James L. Brooks is the writer/director of "How Do You Know," the new romantic comedy starring Reese Witherspoon, Owen Wilson, and Jack Nicholson. The film is being released by Columbia Pictures on December 17.
“We all have, at some point, a feeling that everything we’ve depended on we can’t depend on anymore. And when that happens, the only thing we have left is love,” says Brooks. “You can think your life is terrible, and then he or she walks in and it’s not terrible anymore. That’s it – love is our saving grace.”
Writing the script
Brooks says that the project began simply. “I was driving by some ball fields, soccer fields, and filled with women and girls, all ages, and I thought, it’s been a while since we’ve seen a female jock heroine. And I’m a research nut, so that started me on a year of talking to great female athletes.”
As a starter, Brooks wrote a scene: a major league baseball relief pitcher asks her out. “I wanted to show the athletes she dates before she meets Paul Rudd’s character,” Brooks says. “And as I started writing Owen Wilson’s character, I had more fun with the character than I imagined – and I changed the story to make him a central part of the plot.”
Working with Reese Witherspoon
“I had just seen Walk the Line, and I knew her comedy skills. Reese was the one,” says Brooks. “So I spoke to her, and then, I went away for a year and a half.”
Witherspoon, with no background in softball whatsoever, practiced “two or three hours a day with softball players for months,” in preparation for the role, says Brooks. “There’s maybe 20 seconds of Reese playing ball. The point is that it isn’t about how she caught or threw or hit the ball, though she picked some of that up. What matters is you’ve been with those athletes, and she took that on.”

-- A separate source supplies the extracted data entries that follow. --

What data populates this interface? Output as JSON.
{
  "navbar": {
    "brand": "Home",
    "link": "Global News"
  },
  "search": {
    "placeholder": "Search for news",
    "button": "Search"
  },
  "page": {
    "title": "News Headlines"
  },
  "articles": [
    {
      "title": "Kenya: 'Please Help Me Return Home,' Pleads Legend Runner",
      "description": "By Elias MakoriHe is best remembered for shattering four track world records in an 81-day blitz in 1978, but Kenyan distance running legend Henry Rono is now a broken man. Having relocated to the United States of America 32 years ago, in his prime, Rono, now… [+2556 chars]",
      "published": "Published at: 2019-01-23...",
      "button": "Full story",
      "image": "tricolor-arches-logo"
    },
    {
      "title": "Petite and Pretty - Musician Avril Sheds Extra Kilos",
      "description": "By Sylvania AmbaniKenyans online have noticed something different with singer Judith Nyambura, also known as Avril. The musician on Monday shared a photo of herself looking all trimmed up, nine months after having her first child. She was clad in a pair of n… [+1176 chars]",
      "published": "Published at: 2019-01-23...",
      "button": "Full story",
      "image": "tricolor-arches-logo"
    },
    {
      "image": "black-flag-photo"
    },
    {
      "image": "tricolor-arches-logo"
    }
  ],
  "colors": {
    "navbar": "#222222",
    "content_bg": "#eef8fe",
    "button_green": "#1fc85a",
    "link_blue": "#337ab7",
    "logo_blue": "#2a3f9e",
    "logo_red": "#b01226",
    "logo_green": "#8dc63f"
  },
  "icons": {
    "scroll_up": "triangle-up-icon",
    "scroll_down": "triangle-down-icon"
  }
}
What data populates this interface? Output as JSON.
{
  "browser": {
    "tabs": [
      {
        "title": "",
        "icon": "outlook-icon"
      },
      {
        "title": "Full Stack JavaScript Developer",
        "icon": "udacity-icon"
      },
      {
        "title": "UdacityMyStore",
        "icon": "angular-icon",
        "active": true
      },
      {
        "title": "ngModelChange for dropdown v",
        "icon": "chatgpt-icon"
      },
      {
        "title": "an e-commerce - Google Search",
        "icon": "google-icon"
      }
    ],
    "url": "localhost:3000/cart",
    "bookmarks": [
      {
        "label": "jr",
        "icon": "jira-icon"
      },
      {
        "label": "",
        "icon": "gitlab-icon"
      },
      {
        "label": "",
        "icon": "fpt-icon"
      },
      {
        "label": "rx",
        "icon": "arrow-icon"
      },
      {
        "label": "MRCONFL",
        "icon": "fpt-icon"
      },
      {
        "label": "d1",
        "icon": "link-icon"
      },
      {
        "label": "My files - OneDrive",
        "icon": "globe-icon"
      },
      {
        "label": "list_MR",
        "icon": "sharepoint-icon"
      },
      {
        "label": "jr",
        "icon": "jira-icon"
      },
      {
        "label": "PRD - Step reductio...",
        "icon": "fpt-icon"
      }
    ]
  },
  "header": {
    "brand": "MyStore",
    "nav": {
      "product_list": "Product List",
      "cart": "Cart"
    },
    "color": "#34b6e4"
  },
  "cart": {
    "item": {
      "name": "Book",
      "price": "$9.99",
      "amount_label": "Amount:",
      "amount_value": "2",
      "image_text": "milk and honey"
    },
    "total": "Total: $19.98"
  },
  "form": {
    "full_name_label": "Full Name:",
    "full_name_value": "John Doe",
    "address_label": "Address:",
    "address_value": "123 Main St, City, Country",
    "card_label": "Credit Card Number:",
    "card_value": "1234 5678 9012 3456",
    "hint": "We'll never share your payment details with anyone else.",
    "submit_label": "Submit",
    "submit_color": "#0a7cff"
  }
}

“There’s maybe five minutes of softball in the movie, but it informs the whole character,” says Brooks. “I have a rule in research: the third time I hear something, it’s generally true. This time, every female athlete I spoke to said that it takes another athlete to understand how much time they have to give to their sport. They can’t go out, they can’t go to the party, because they’re playing, they’re honing their skills. It’s very hard for a man to understand that if he doesn’t share it.”